Production Photos

The Director's Rap

I shot "Lovedolls Superstar" in 1985 (I was 21 years old) on the heels of the success of my uber-underground 1984 film "Desperate Teenage Lovedolls" for about $10,000.00. This was basically 40 times "Desperate's" unheard of $250.00 budget. This time around we actually shot nine hours of film, which allowed for multiple takes and angles. This one was actually feature length (originally just under 90 minutes, opposed to the 50 minute first film).

Everyone from the first Lovedolls film returned, and a whole new crew of people wanted to be a part of the sequel. I was amazed at the cooperation of everyone involved. This film was a total blast to make, and felt more like a "real" movie. And I don't mean Hollywood. Even though we shot on the streets of it, this was about as far from Hollywood as you could get. I think "indie film" can actually properly be used here. This was the genuine article, truly outside of any studio system, perhaps even anticipating the golden era of 1990's Independent Film.

Even although it was shot on Super-8 sound film for very little money, a great care for detail went into the making of this film. From the casting to the location scouting. From the recording of the soundtrack music at Spinhead Studios by Phil Newman, to the post production at David Travis' Pinhead Studios. This was a natural extension of punk rock for me, DIY filmmaking with no strings attached. Just a great scene of kids into filmmaking and having a ton of fun while doing it.

"Lovedolls Superstar" premiered in the heart of Hollywood in spring of 1986 at the Sunset Strip's Roxy Theater, followed by live sets from The Lovedolls, and Redd Kross. This was followed by a series of screenings at the West Hollywood video theater EZTV, and an East Coast tour, which included a live set from The Lovedolls. This lead to a Pacific Northwest tour and a Southwest tour in the summer and fall of '86, through the winter of '87. The Lovedolls became a "real" band at this point and began playing locally and eventually toured nationally. This film mainly played rock clubs across the US, even without the live portion of the bill. While not a big moneymaker by any means, it did break even, and then some. And like the first film, it was well received with the critics.

Despite its limited distribution on VHS, (thanks to the ill-fated SSTv, a failed video distribution offshoot of SST Records) it seemed to get out there through the hardcore fans. I've heard accounts from people who have seen this on tenth-generation dubbed VHS tapes, with it's already grungy-look and lower than lo-fi sound.

I was never pleased with the cheap-o "video camera pointed into the projector" film transfer, or the even cheaper mid- 80's video graphics used in the title sequences. So in 2003, it was my pleasure to unearth the thankfully well-preserved original Super-8 film and do a proper telecine (film transfer) and a complete re-edit, following the original as a guide. I ended up using several scenes I didn't use in the original release, and this version is shorter.

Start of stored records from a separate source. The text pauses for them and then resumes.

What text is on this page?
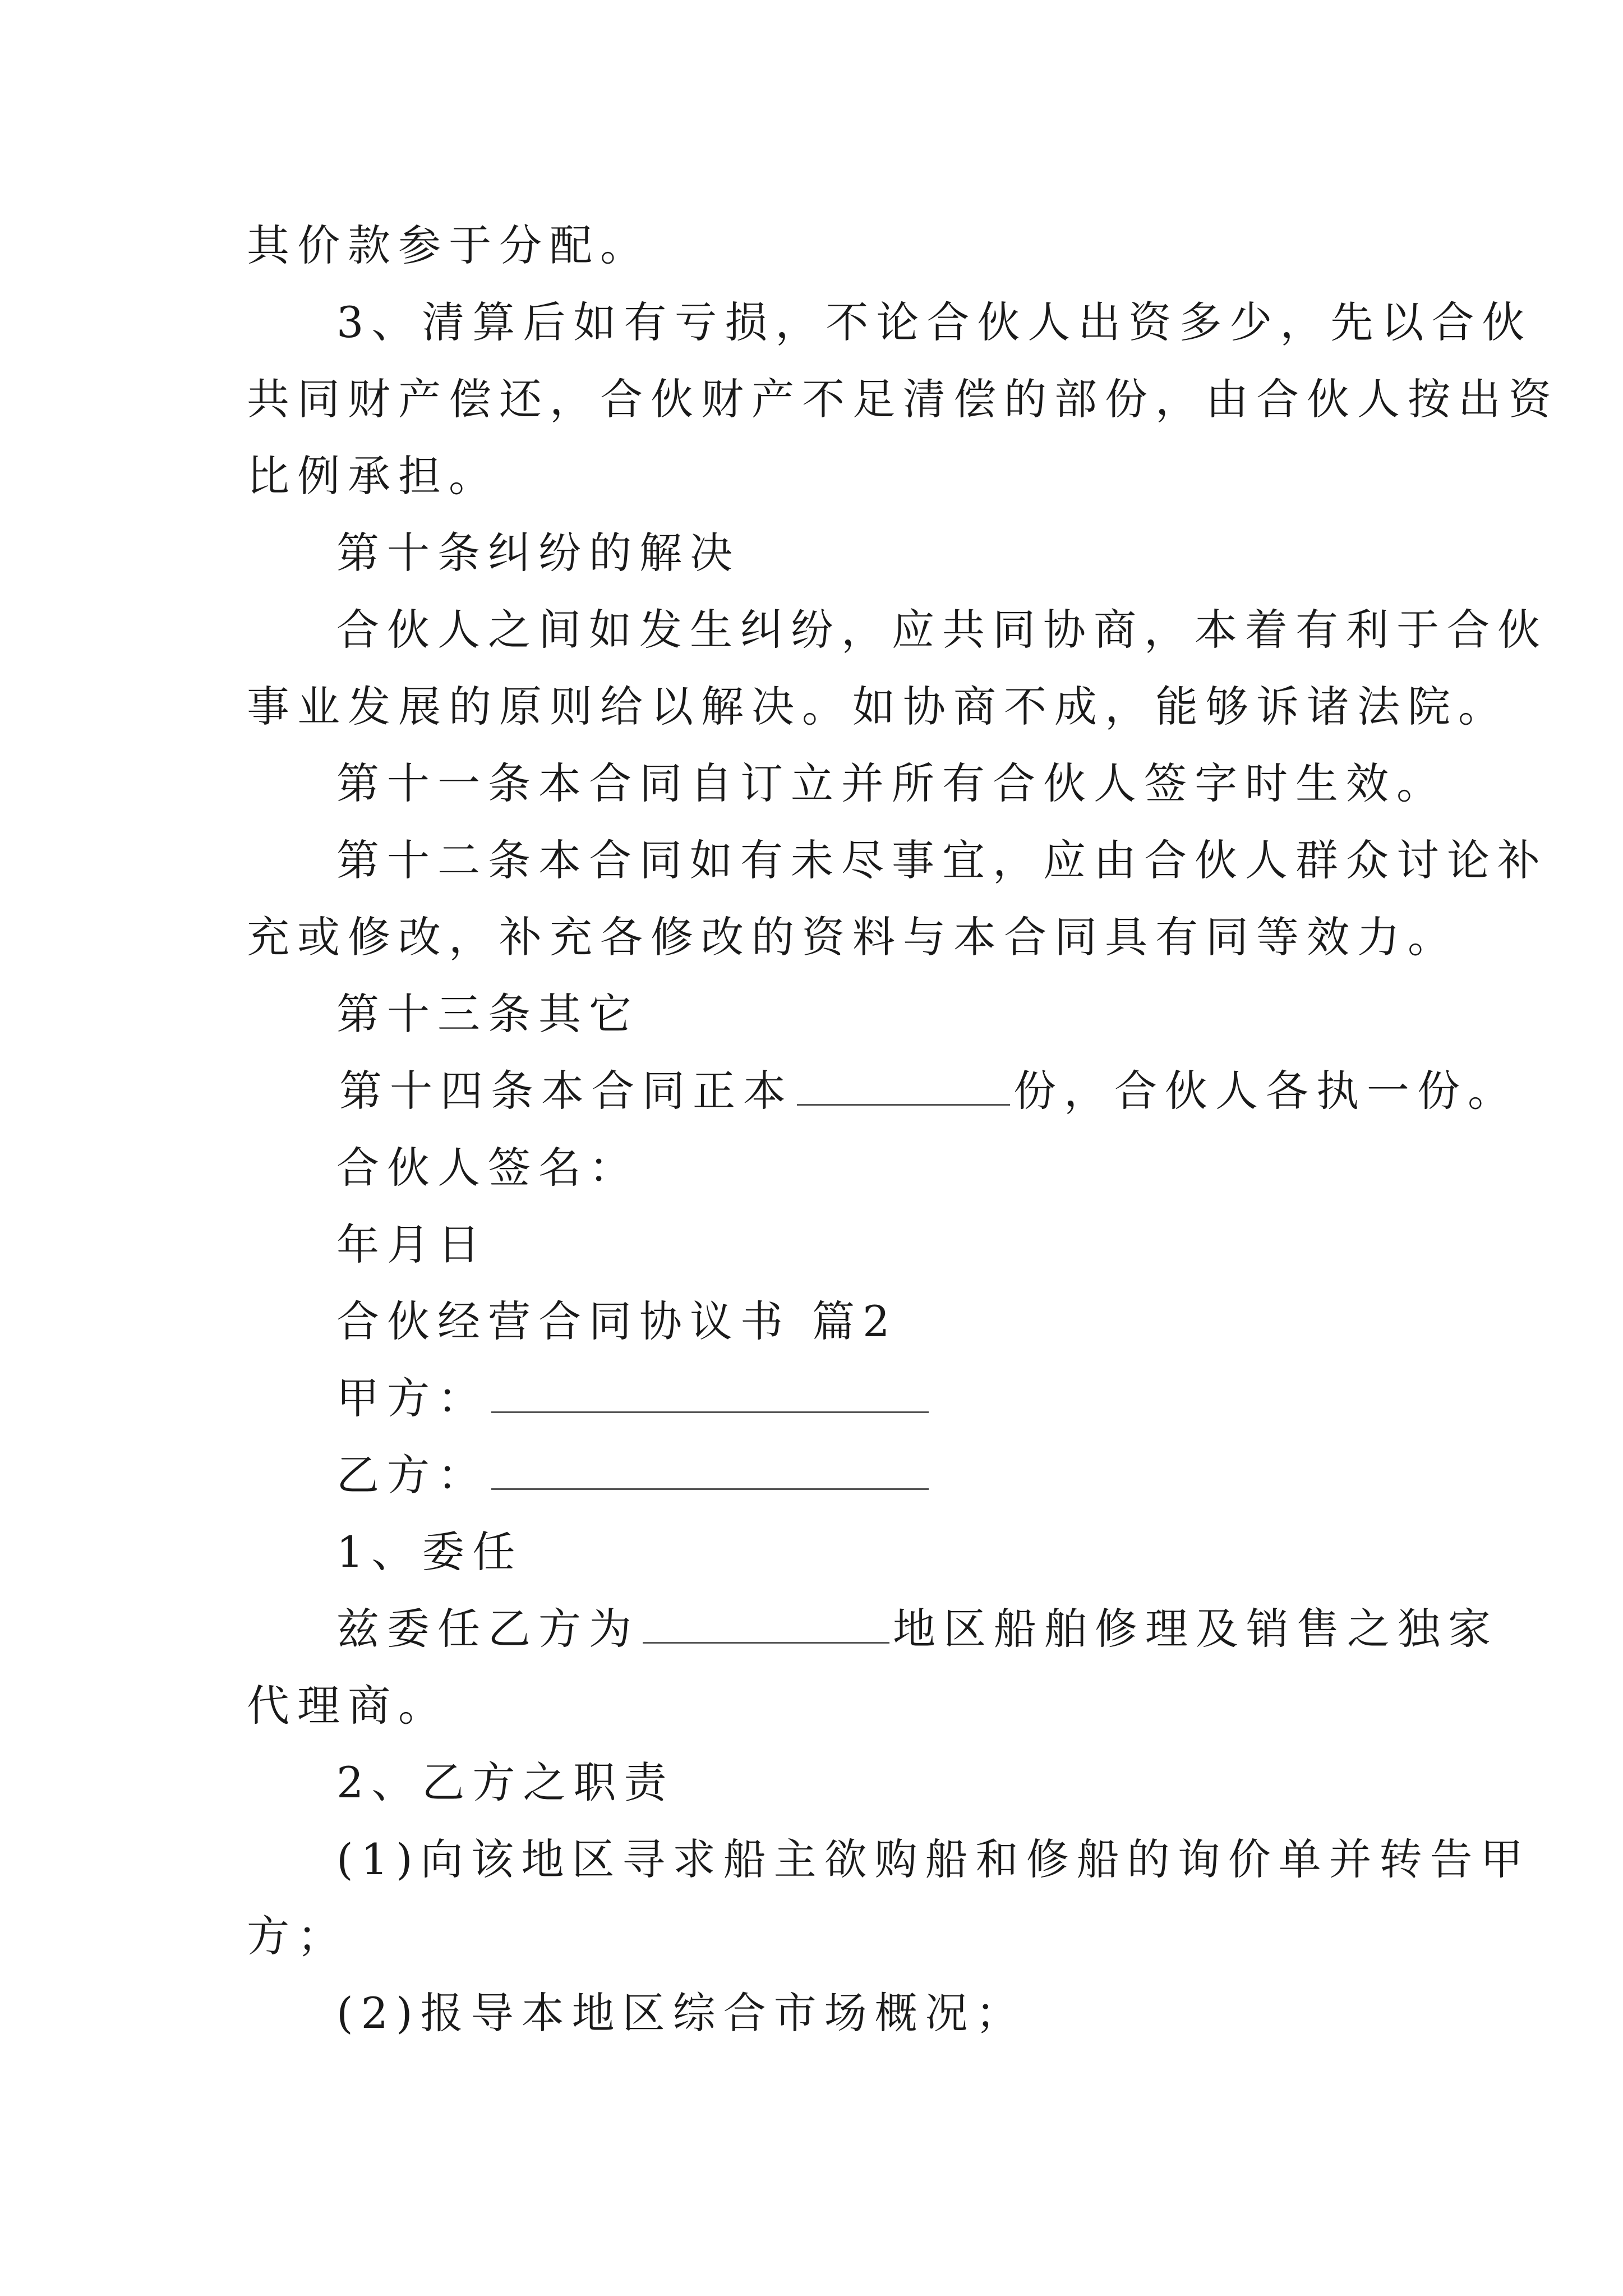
其价款参于分配。

3、清算后如有亏损，不论合伙人出资多少，先以合伙

共同财产偿还，合伙财产不足清偿的部份，由合伙人按出资

比例承担。

第十条纠纷的解决

合伙人之间如发生纠纷，应共同协商，本着有利于合伙

事业发展的原则给以解决。如协商不成，能够诉诸法院。

第十一条本合同自订立并所有合伙人签字时生效。

第十二条本合同如有未尽事宜，应由合伙人群众讨论补

充或修改，补充各修改的资料与本合同具有同等效力。

第十三条其它

第十四条本合同正本	份，合伙人各执一份。

合伙人签名：

年月日

合伙经营合同协议书 篇2

甲方：

乙方：

1、委任

兹委任乙方为	地区船舶修理及销售之独家

代理商。

2、乙方之职责

(1)向该地区寻求船主欲购船和修船的询价单并转告甲

方；

(2)报导本地区综合市场概况；
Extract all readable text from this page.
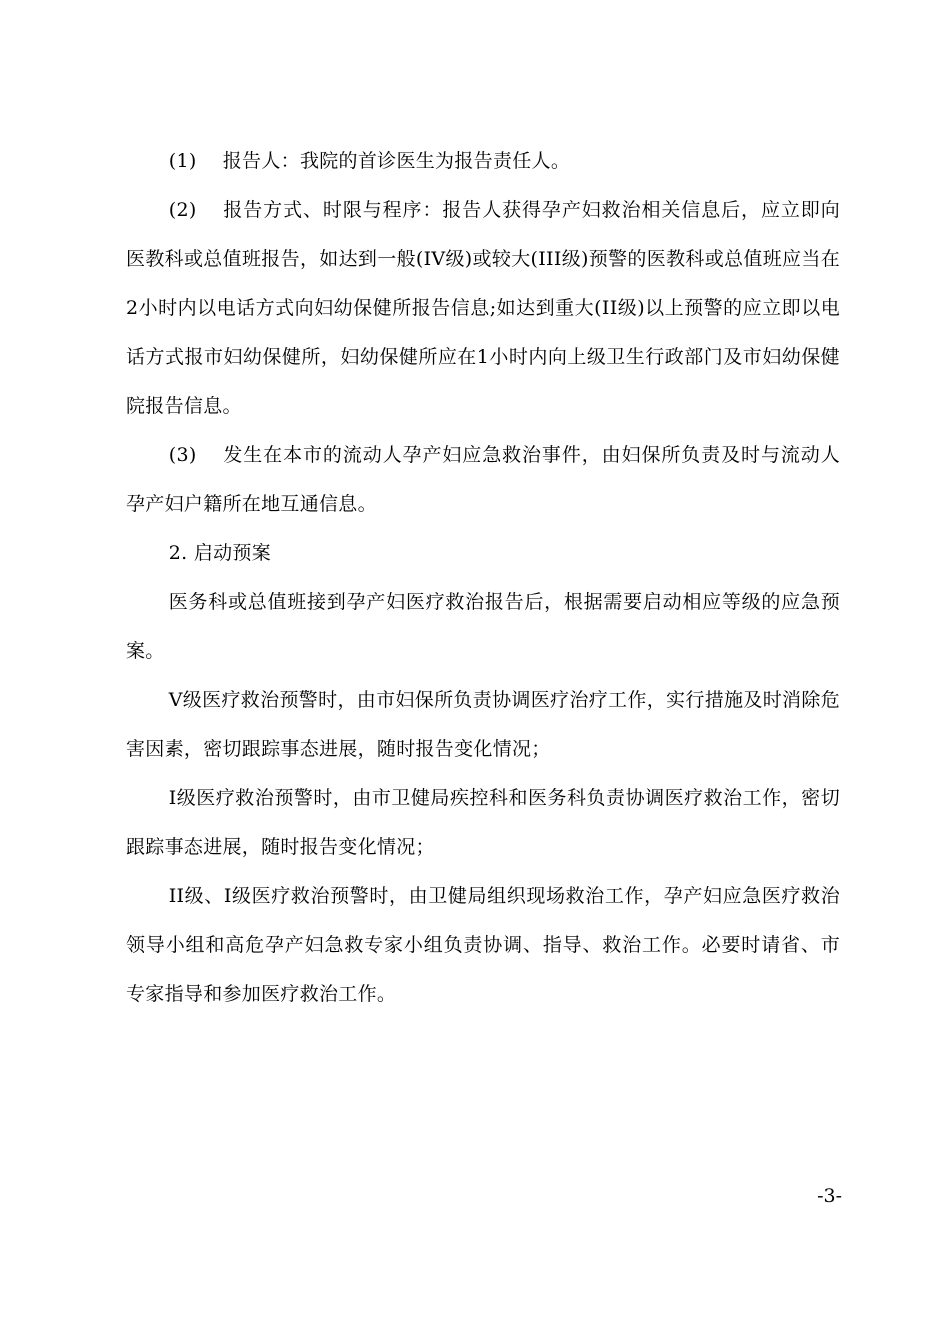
(1) 报告人：我院的首诊医生为报告责任人。

(2) 报告方式、时限与程序：报告人获得孕产妇救治相关信息后，应立即向医教科或总值班报告，如达到一般(IV级)或较大(III级)预警的医教科或总值班应当在2小时内以电话方式向妇幼保健所报告信息;如达到重大(II级)以上预警的应立即以电话方式报市妇幼保健所，妇幼保健所应在1小时内向上级卫生行政部门及市妇幼保健院报告信息。

(3) 发生在本市的流动人孕产妇应急救治事件，由妇保所负责及时与流动人孕产妇户籍所在地互通信息。

2. 启动预案

医务科或总值班接到孕产妇医疗救治报告后，根据需要启动相应等级的应急预案。

V级医疗救治预警时，由市妇保所负责协调医疗治疗工作，实行措施及时消除危害因素，密切跟踪事态进展，随时报告变化情况；

I级医疗救治预警时，由市卫健局疾控科和医务科负责协调医疗救治工作，密切跟踪事态进展，随时报告变化情况；

II级、I级医疗救治预警时，由卫健局组织现场救治工作，孕产妇应急医疗救治领导小组和高危孕产妇急救专家小组负责协调、指导、救治工作。必要时请省、市专家指导和参加医疗救治工作。

-3-
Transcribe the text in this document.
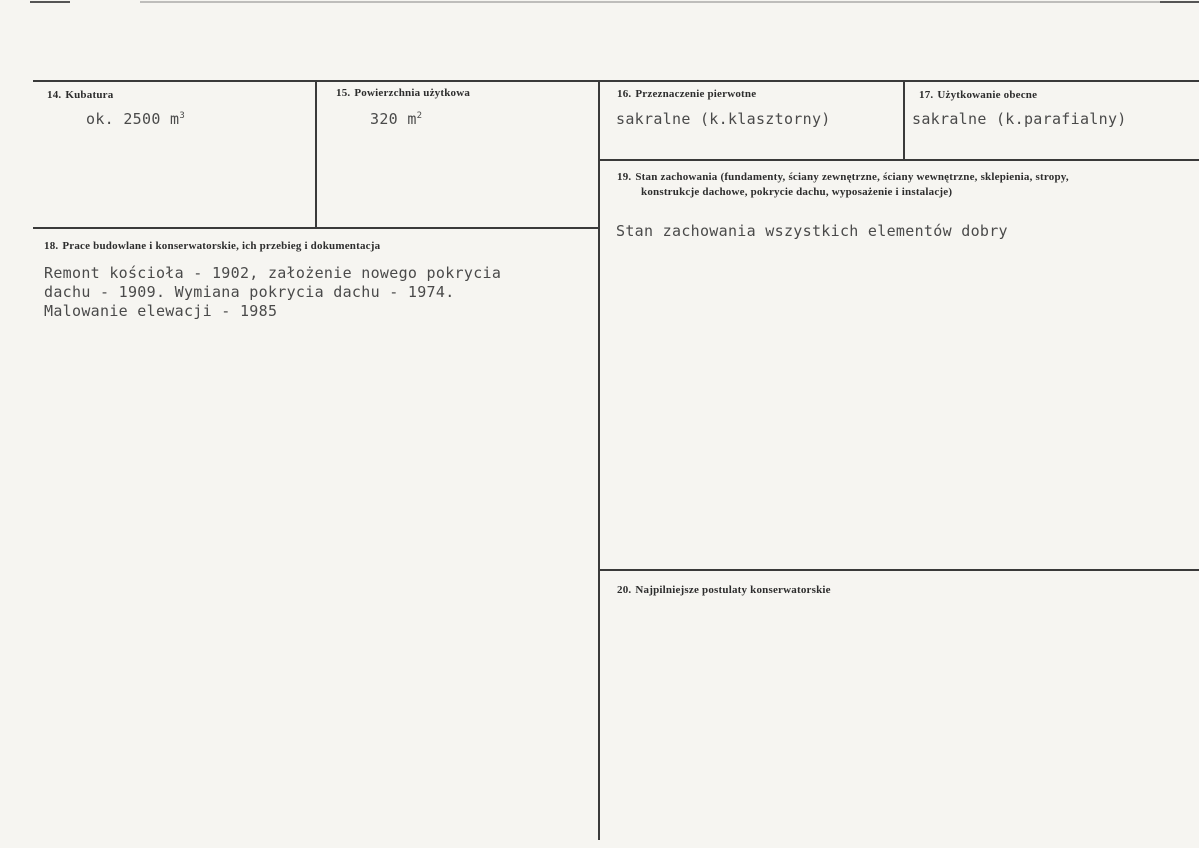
14. Kubatura
ok. 2500 $m^3$
15. Powierzchnia użytkowa
320 $m^2$
16. Przeznaczenie pierwotne
sakralne (k.klasztorny)
17. Użytkowanie obecne
sakralne (k.parafialny)
18. Prace budowlane i konserwatorskie, ich przebieg i dokumentacja
Remont kościoła - 1902, założenie nowego pokrycia
dachu - 1909. Wymiana pokrycia dachu - 1974.
Malowanie elewacji - 1985
19. Stan zachowania (fundamenty, ściany zewnętrzne, ściany wewnętrzne, sklepienia, stropy,
konstrukcje dachowe, pokrycie dachu, wyposażenie i instalacje)
Stan zachowania wszystkich elementów dobry
20. Najpilniejsze postulaty konserwatorskie
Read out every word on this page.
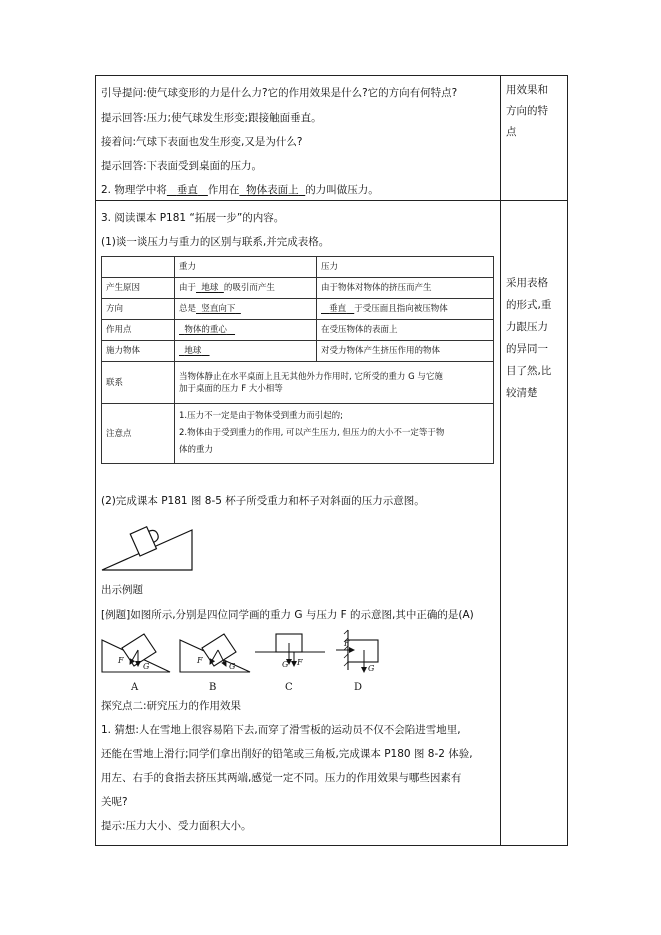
引导提问:使气球变形的力是什么力?它的作用效果是什么?它的方向有何特点?
提示回答:压力;使气球发生形变;跟接触面垂直。
接着问:气球下表面也发生形变,又是为什么?
提示回答:下表面受到桌面的压力。
2. 物理学中将 垂直 作用在 物体表面上 的力叫做压力。
用效果和
方向的特
点
3. 阅读课本 P181 “拓展一步”的内容。
(1)谈一谈压力与重力的区别与联系,并完成表格。
	重力	压力
产生原因	由于 地球 的吸引而产生	由于物体对物体的挤压而产生
方向	总是 竖直向下	垂直 于受压面且指向被压物体
作用点	物体的重心	在受压物体的表面上
施力物体	地球	对受力物体产生挤压作用的物体
联系	当物体静止在水平桌面上且无其他外力作用时, 它所受的重力 G 与它施
加于桌面的压力 F 大小相等	

注意点	1.压力不一定是由于物体受到重力而引起的;
2.物体由于受到重力的作用, 可以产生压力, 但压力的大小不一定等于物
体的重力	
采用表格
的形式,重
力跟压力
的异同一
目了然,比
较清楚
(2)完成课本 P181 图 8-5 杯子所受重力和杯子对斜面的压力示意图。
出示例题
[例题]如图所示,分别是四位同学画的重力 G 与压力 F 的示意图,其中正确的是(A)
F
G
F
G	G F
F
G
A	B	C	D
探究点二:研究压力的作用效果
1. 猜想:人在雪地上很容易陷下去,而穿了滑雪板的运动员不仅不会陷进雪地里,
还能在雪地上滑行;同学们拿出削好的铅笔或三角板,完成课本 P180 图 8-2 体验,
用左、右手的食指去挤压其两端,感觉一定不同。压力的作用效果与哪些因素有
关呢?
提示:压力大小、受力面积大小。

Thanks to Avid nonlinear editing, I completed this new cut in two months. The remaining part of the following year and a half was spent on the sound. The no-fi Super-8 magnetic audio track was painstakingly equalized and mastered to its best possibility. Foley and sound effects were added where needed. For the first time ever, you can now hear the film in Dolby 5.1, a feat that blows my mind more than anything else.

This version of the film boasts additional music by Sonic Youth, the Meat Puppets, Anarchy 6, and Annette Zilinskas (artists already a part of the original soundtrack). Greg Ginn previously threatened my distributor and consequently I do not miss his late-era Black Flag song and score. New additions to the soundtrack also include the talents of my old friends Jeff McDonald (appearing under he psuedonym of Lynn Portobello), Abby Travis, Kristian Hoffman, & Mario Lalli. Some of the great original Paul Roessler / Andrew Weiss / Sim Cain score remains, minus spoilsport Greg Ginn.

The end result is "Lovedolls Superstar: Fully Realized", a work I am most proud of. I am skeptical of director's revisions of their work, however I feel the story is better told. There's more insight to the insanity of the Carl Celery character, and more of a back story of Patch Christ's cult. Not to mention, it looks, sounds, and plays a whole lot better. I hope you will enjoy this definitive version of the film. Even if you haven't seen "Desperate Teenage Lovedolls" or the original release of "Superstar", I feel you'll be able to tap into the pop-culture satire that is "Lovedolls Superstar: Fully Realized".